The government will reverse the disastrous part-privatisation of the probation service. Supervision of all offenders on licence and serving community sentences in will come back under public control from next year. The publicly run National Probation Service (NPS) will take over management of low and medium-risk cases which are currently handled by private community rehabilitation companies (CRCs).
Under the then justice secretary Chris Grayling’s much trumpeted ‘rehabilitation revolution’, the MoJ created 21 Community Rehabilitation Companies (CRCs) in 2013 to manage low or medium risk offenders and the National Probation Service (NPS) to manage those posing higher risks. The proposals were rolled out in 2013 without being piloted and in face of united opposition from probation workers. In 2017, HM Inspectorate of Probation found that CRCs were failing to properly assess risk of harm in half of cases. There was a scathing report from the National Audit Office in March last year (shortly after Working Links, the CRC responsible for probation in Wales and the south-west, went bust). The spending watchdog said the reforms were ‘set up to fail’ and reported that the number of offenders returned to prison had ‘skyrocketed’ and predicted that the government would pay at least £467 million more than required under the original contracts.

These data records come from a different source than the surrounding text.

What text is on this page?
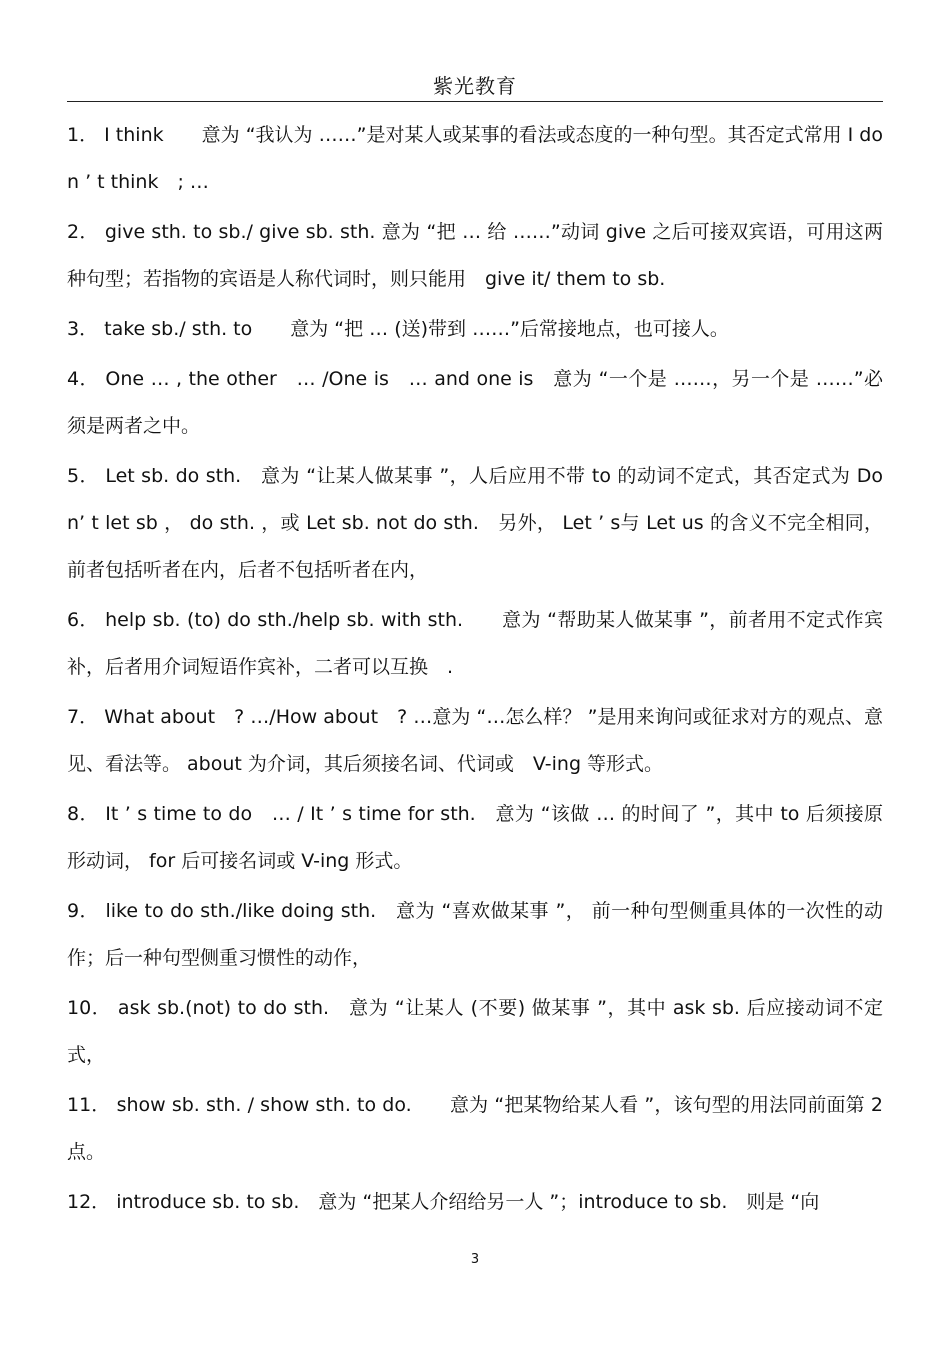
紫光教育

1． I think　　意为 “我认为 ……”是对某人或某事的看法或态度的一种句型。其否定式常用 I don ’ t think　; …

2． give sth. to sb./ give sb. sth. 意为 “把 … 给 ……”动词 give 之后可接双宾语，可用这两种句型；若指物的宾语是人称代词时，则只能用　give it/ them to sb.

3． take sb./ sth. to　　意为 “把 … (送)带到 ……”后常接地点，也可接人。

4． One … , the other　… /One is　… and one is　意为 “一个是 ……，另一个是 ……”必须是两者之中。

5． Let sb. do sth.　意为 “让某人做某事 ”，人后应用不带 to 的动词不定式，其否定式为 Don’ t let sb ， do sth. ，或 Let sb. not do sth.　另外， Let ’ s与 Let us 的含义不完全相同，前者包括听者在内，后者不包括听者在内，

6． help sb. (to) do sth./help sb. with sth.　　意为 “帮助某人做某事 ”，前者用不定式作宾补，后者用介词短语作宾补，二者可以互换　.

7． What about　? …/How about　? …意为 “…怎么样？ ”是用来询问或征求对方的观点、意见、看法等。 about 为介词，其后须接名词、代词或　V-ing 等形式。

8． It ’ s time to do　… / It ’ s time for sth.　意为 “该做 … 的时间了 ”，其中 to 后须接原形动词， for 后可接名词或 V-ing 形式。

9． like to do sth./like doing sth.　意为 “喜欢做某事 ”， 前一种句型侧重具体的一次性的动作；后一种句型侧重习惯性的动作，

10． ask sb.(not) to do sth.　意为 “让某人 (不要) 做某事 ”，其中 ask sb. 后应接动词不定式，

11． show sb. sth. / show sth. to do.　　意为 “把某物给某人看 ”，该句型的用法同前面第 2 点。

12． introduce sb. to sb.　意为 “把某人介绍给另一人 ”；introduce to sb.　则是 “向

3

‘The delivery of unpaid work, behavioural change programmes will be brought under control of the NPS alongside offender supervision when current CRC contracts end in June next year,’ the justice secretary Robert Buckland told the House of Commons. ‘This will give us a critical measure of control, resilience and flexibility with these services which we would not have had were they delivered under 12 contracts with a number of organisations.’
In the Commons, Justice Secretary Robert Buckland confirmed the plans to reverse the part-privatisation introduced by his predecessor Chris Grayling in 2014.
Labour’s shadow justice secretary David Lammy called the decision a ‘U-turn’ and said it was ‘such a shame’ Grayling was not in the House of Commons for the announcement. ‘Since the reforms reoffending rates have climbed up to 32%, that is members of the public, victims across the country, who have been subject to offenders and to crime that would not have been subject to the trauma that they were put through had this privatisation not been brought in in the first place.’
Probation union Napo general secretary Ian Lawrence said members would be ‘breathing a huge sign of relief’.